Fever of unknown origin: A 12-year case series in Colombia

Authors

  • Juan Manuel Vásquez-Jiménez Department of Internal Medicine, Hospital Universitario San Ignacio, Pontificia Universidad Javeriana. Bogotá D.C., Colombia https://orcid.org/0000-0001-8689-9894
  • Sebastián Mackenzie Department of Internal Medicine, Hospital Universitario San Ignacio, Pontificia Universidad Javeriana. Bogotá D.C., Colombia https://orcid.org/0000-0002-2108-7585
  • Jorge Pulido-Arenas Department of Internal Medicine, Hospital Universitario San Ignacio, Pontificia Universidad Javeriana. Bogotá D.C., Colombia https://orcid.org/0000-0001-8866-3033
  • Santiago Bernal-Macías Department of Internal Medicine, Hospital Universitario San Ignacio, Pontificia Universidad Javeriana. Bogotá D.C., Colombia https://orcid.org/0000-0002-7010-8338
  • Javier Ricardo Garzon Department of Internal Medicine, Hospital Universitario San Ignacio, Pontificia Universidad Javeriana. Bogotá D.C., Colombia https://orcid.org/0000-0001-6396-3267
  • Ivonne Tatiana Ordóñez Department of Internal Medicine, Hospital Universitario San Ignacio, Pontificia Universidad Javeriana. Bogotá D.C., Colombia
  • Néstor Fabián Correa Department of Internal Medicine, Hospital Universitario San Ignacio, Pontificia Universidad Javeriana. Bogotá D.C., Colombia https://orcid.org/0000-0002-8952-1165
  • Oscar Muñoz Department of Internal Medicine, Hospital Universitario San Ignacio, Pontificia Universidad Javeriana. Bogotá D.C., Colombia https://orcid.org/0000-0001-5401-0018

DOI:

https://doi.org/10.3855/jidc.18192

Keywords:

Fever, fever of unknown origin, pyrexia, tuberculosis, lymphoma, biopsy

Abstract

Background: Fever of unknown origin (FUO) is a diagnostic challenge with highly heterogeneous causes. Its etiology can change according to the studied regions, and the chance of reaching a diagnosis depends on available resources. The aim of this study is to describe the clinical characteristics, etiology and the usefulness of diagnostic aids in cases of FUO managed over 12 years in a Colombian reference center.

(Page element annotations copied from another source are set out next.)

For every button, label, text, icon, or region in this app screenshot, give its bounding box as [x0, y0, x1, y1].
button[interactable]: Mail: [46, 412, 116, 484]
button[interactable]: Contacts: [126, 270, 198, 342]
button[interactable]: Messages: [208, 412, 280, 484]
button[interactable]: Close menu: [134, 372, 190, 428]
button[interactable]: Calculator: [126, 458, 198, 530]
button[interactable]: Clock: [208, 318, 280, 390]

Methodology: Single-institution retrospective case series. All cases of FUO between 2006 and 2017 were identified with the help of an electronic medical record search software. Cases of adults with fever for more than three weeks who remained undiagnosed after three days of hospitalization are described.

Results: Of 1,009 cases evaluated, 112 cases met the inclusion criteria (median age 43 years, 66% men). The etiologies identified were infectious (31.2%), inflammatory (20.5%), neoplastic (14.3%), and miscellaneous (2.7%) diseases. 31.2% remained without etiological diagnosis. The most frequent conditions were tuberculosis (17%), Hodgkin's lymphoma (7.1%), systemic lupus erythematosus (6.3%), disseminated histoplasmosis, and adult Still's disease. Contrast tomography and biopsies were the studies that most frequently supported or confirmed the final diagnosis.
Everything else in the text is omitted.